02 August 2011

I don't wanna be grateful right now

Leave it to the Band to challenge me to be grateful when I really just want to bitch and moan about how fucking hot it is, about how I'm having to appeal to get one more year of financial aid, about how the fucking dog yarfed in the fucking bed last night...
you get the point.

And yet, much like when AB asked me to help out behind the scenes with the Band, I don't know how to say "no" to these wonderful women. (I should amend that to people, because the Band is far more than women--it's all inclusive.) It's kind of like when my sponsor tells me I'm going to have to re-write this writing assignment because she doesn't feel like I was honest enough or dug deep enough or whatever. I can't say no, because my life depends on it. And yes, I believe that my involvement with The Band is as vital to my continued existence as my recovery is. The Band is just another safe outlet for me, another group of people who understand me, who know what I'm going through. The Band is beautiful and I need them.

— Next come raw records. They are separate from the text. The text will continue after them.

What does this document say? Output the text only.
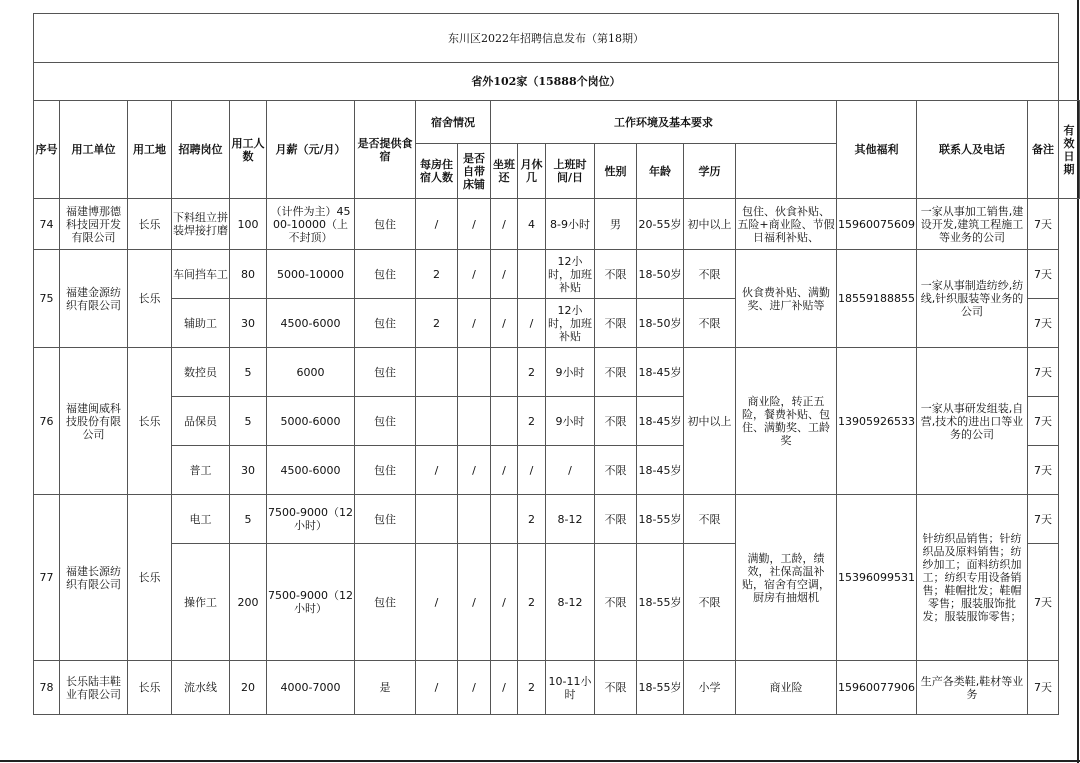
东川区2022年招聘信息发布（第18期）																			
省外102家（15888个岗位）																			
序号	用工单位	用工地	招聘岗位	用工人数	月薪（元/月）	是否提供食宿	宿舍情况		工作环境及基本要求							其他福利	联系人及电话	备注	有效日期
							每房住宿人数	是否自带床铺	坐班还	月休几	上班时间/日	性别	年龄	学历					
74	福建博那德科技园开发有限公司	长乐	下料组立拼装焊接打磨	100	（计件为主）4500-10000（上不封顶）	包住	/	/	/	4	8-9小时	男	20-55岁	初中以上	包住、伙食补贴、五险+商业险、节假日福利补贴、	15960075609	一家从事加工销售,建设开发,建筑工程施工等业务的公司	7天	
75	福建金源纺织有限公司	长乐	车间挡车工	80	5000-10000	包住	2	/	/		12小时，加班补贴	不限	18-50岁	不限	伙食费补贴、满勤奖、进厂补贴等	18559188855	一家从事制造纺纱,纺线,针织服装等业务的公司	7天	
			辅助工	30	4500-6000	包住	2	/	/	/	12小时，加班补贴	不限	18-50岁	不限				7天	
76	福建闽威科技股份有限公司	长乐	数控员	5	6000	包住				2	9小时	不限	18-45岁	初中以上	商业险，转正五险，餐费补贴、包住、满勤奖、工龄奖	13905926533	一家从事研发组装,自营,技术的进出口等业务的公司	7天	
			品保员	5	5000-6000	包住				2	9小时	不限	18-45岁					7天	
			普工	30	4500-6000	包住	/	/	/	/	/	不限	18-45岁					7天	
77	福建长源纺织有限公司	长乐	电工	5	7500-9000（12小时）	包住				2	8-12	不限	18-55岁	不限	满勤，工龄，绩效，社保高温补贴，宿舍有空调，厨房有抽烟机	15396099531	针纺织品销售；针纺织品及原料销售；纺纱加工；面料纺织加工；纺织专用设备销售；鞋帽批发；鞋帽零售；服装服饰批发；服装服饰零售；	7天	
			操作工	200	7500-9000（12小时）	包住	/	/	/	2	8-12	不限	18-55岁	不限				7天	
78	长乐陆丰鞋业有限公司	长乐	流水线	20	4000-7000	是	/	/	/	2	10-11小时	不限	18-55岁	小学	商业险	15960077906	生产各类鞋,鞋材等业务	7天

Don't get me wrong. I don't believe that the Band is a replacement for my 12 step fellowship or my 12 step program. They don't try or claim to be. The Band just naturally fits right into those things, which is good since I live in the swamps of East Texas and am geographically a bit removed from my 12 step fellowship peeps.

Because otherwise, I'd let this fucking hellish heat continue to piss me off, and I'd cry my eyes out over having to clean dog yarf out of the bed linens, and so on and so on and so on. It's pretty easy for me to throw myself a pity party.

So here I go, off to try and figure out what the fuck I am grateful for this morning. I think I'll start with being grateful for coffee.